These new Florida health care laws hit the books Friday
Nearly 150 laws that Florida legislators passed this year are set to hit the books Friday. The new laws range from a record $109.9 billion budget to naming a state dessert. In all, lawmakers sent 280 bills to Gov. Ron DeSantis. Of that total, 149 had July 1 effective dates. Seventy-five took effect immediately when signed. Others are slated to take effect Oct. 1, Jan. 1 or at other times. Of those that are health care-related, the focus may be on the new abortion ban, but there are others affecting Medicaid, medical marijuana and telemedicine. [Source: News Service of Florida]
99% of Florida residents at ‘high’ risk of COVID-19
Florida’s COVID-19 infections and hospitalizations remained stable at “high” levels for the third week in a row. The state recorded 10,640 cases each day last week, on average. By Friday, Florida hospitals had 3,457 confirmed COVID-19 patients, up 4% from the week before. Test positivity hit 22.7% in the past week, the highest rate since January. [Source: Tampa Bay Times]
Florida pediatrician removed from state board for criticizing COVID vaccine delay for kids
Florida Chief Financial Officer Jimmy Patronis is pushing out a pediatrician from a board in charge of running the state’s Healthy Kids program because of her viewpoints on vaccines for children under five. Patronis’ office notified Dr. Lisa Gwynn, who is also serving as the president of the Florida Chapter of the American Academy of Pediatrics, in an email sent on Wednesday. More from Florida Politics and the Tampa Bay Times.
A new listeria outbreak tied to Florida accounts for 23 illnesses and one death
One death and nearly two dozen hospitalizations are being tied to a new listeria outbreak of unknown origin. Health officials said Thursday that they have not identified a food that might be spreading the deadly bacteria. Centers for Disease Control and Prevention officials say nearly all the 23 people known to have been infected in the outbreak either live in, or traveled to, Florida about a month before they got sick. The CDC website says the illness has been found in 10 states as of Friday. [Source: AP]
As the overturn of Roe v. Wade sparks conflict between states that wish to restrict abortion rights and states expanding those rights beyond their borders, abortion medications are in the crosshairs. Abortion medications can be prescribed online and delivered to patients in the mail, which means that a physician doesn’t have to be in the same state, or the same country, as a patient seeking an abortion. As Republican-led states, including Florida, impose more restrictive abortion laws, residents are looking to out-of-state organizations to provide the medications. [Source: Tampa Bay Times]
ALSO AROUND FLORIDA:
› Flu cases are declining in Florida but still higher than normal
Flu cases in Florida are steadily declining but remain much higher than usual for this time of year. Flu season typically ends in May and starts again in October. But cases spiked at the end of last month in parts of the state.
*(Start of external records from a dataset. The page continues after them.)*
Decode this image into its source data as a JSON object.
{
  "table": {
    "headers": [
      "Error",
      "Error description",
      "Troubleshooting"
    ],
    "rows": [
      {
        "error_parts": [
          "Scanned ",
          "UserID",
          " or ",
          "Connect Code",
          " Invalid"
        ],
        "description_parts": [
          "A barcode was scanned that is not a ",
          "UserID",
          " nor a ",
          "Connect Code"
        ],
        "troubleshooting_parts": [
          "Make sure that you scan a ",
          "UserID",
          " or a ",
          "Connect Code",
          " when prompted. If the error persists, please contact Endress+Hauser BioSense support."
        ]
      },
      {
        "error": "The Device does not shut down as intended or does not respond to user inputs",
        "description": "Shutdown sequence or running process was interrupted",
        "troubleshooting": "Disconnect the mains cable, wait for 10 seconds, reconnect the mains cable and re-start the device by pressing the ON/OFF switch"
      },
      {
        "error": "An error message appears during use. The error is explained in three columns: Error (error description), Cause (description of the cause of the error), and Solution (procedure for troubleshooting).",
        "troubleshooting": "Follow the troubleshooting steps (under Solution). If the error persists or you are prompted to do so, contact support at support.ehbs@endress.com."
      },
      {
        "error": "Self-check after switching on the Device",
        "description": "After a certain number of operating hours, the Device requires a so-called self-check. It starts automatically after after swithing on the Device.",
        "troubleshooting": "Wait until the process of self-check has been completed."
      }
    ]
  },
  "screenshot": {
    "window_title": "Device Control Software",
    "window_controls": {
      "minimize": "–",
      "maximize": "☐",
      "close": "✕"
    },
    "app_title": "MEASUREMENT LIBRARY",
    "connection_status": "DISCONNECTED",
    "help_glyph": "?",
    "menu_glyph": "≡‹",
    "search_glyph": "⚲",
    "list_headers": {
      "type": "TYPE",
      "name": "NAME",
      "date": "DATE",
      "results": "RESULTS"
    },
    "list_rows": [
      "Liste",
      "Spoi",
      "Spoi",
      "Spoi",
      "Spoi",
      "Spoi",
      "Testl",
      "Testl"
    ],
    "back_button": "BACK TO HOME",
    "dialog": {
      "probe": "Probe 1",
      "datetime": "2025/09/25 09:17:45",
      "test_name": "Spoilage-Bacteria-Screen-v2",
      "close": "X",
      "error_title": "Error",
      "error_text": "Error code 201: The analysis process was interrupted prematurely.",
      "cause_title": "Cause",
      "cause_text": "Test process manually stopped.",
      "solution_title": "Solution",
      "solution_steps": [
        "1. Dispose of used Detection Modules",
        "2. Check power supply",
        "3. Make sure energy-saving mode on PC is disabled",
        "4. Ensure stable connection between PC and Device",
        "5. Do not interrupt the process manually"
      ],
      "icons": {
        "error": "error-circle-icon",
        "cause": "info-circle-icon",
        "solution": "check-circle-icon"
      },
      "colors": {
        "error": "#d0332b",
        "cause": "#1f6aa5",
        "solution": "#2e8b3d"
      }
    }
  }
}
State data show the numbers have been coming down for the past couple weeks, but the percent of emergency department visits with a discharge diagnosis of influenza statewide are still well above the previous three-season average for late June.
› Winter Park therapist says calls for mental health help are on the rise since Roe was overturned
Some Floridians are finding themselves struggling with their mental health after the Supreme Court’s reversal of Roe v. Wade. Winter Park therapist Cherlette McCullough says she’s receiving calls from people who support abortion rights, and are angry and sad, and also people who are anti-abortion bothered by the intensity of debate or division within families.
› State awards seven-year, $140M Medicaid IT contract
Florida is going with Automated Health Systems (AHS) to handle a multiyear, $140 million IT contract involving the state’s massive Medicaid program. The Agency for Health Care Administration (AHCA) initially awarded the contract to AHS earlier this month. The company’s competitors had until June 27 to submit written notice to the agency if they wanted to challenge the decision.
› First ‘probable’ case of monkeypox reported in Polk County
Florida health officials are reporting the first probable case of monkeypox in Polk County – this comes weeks after two infections were confirmed in Pinellas County. According to the state health department, the Polk County case was identified last week, but it’s unclear how or where that person may have contracted the disease. Health official said the case is isolated.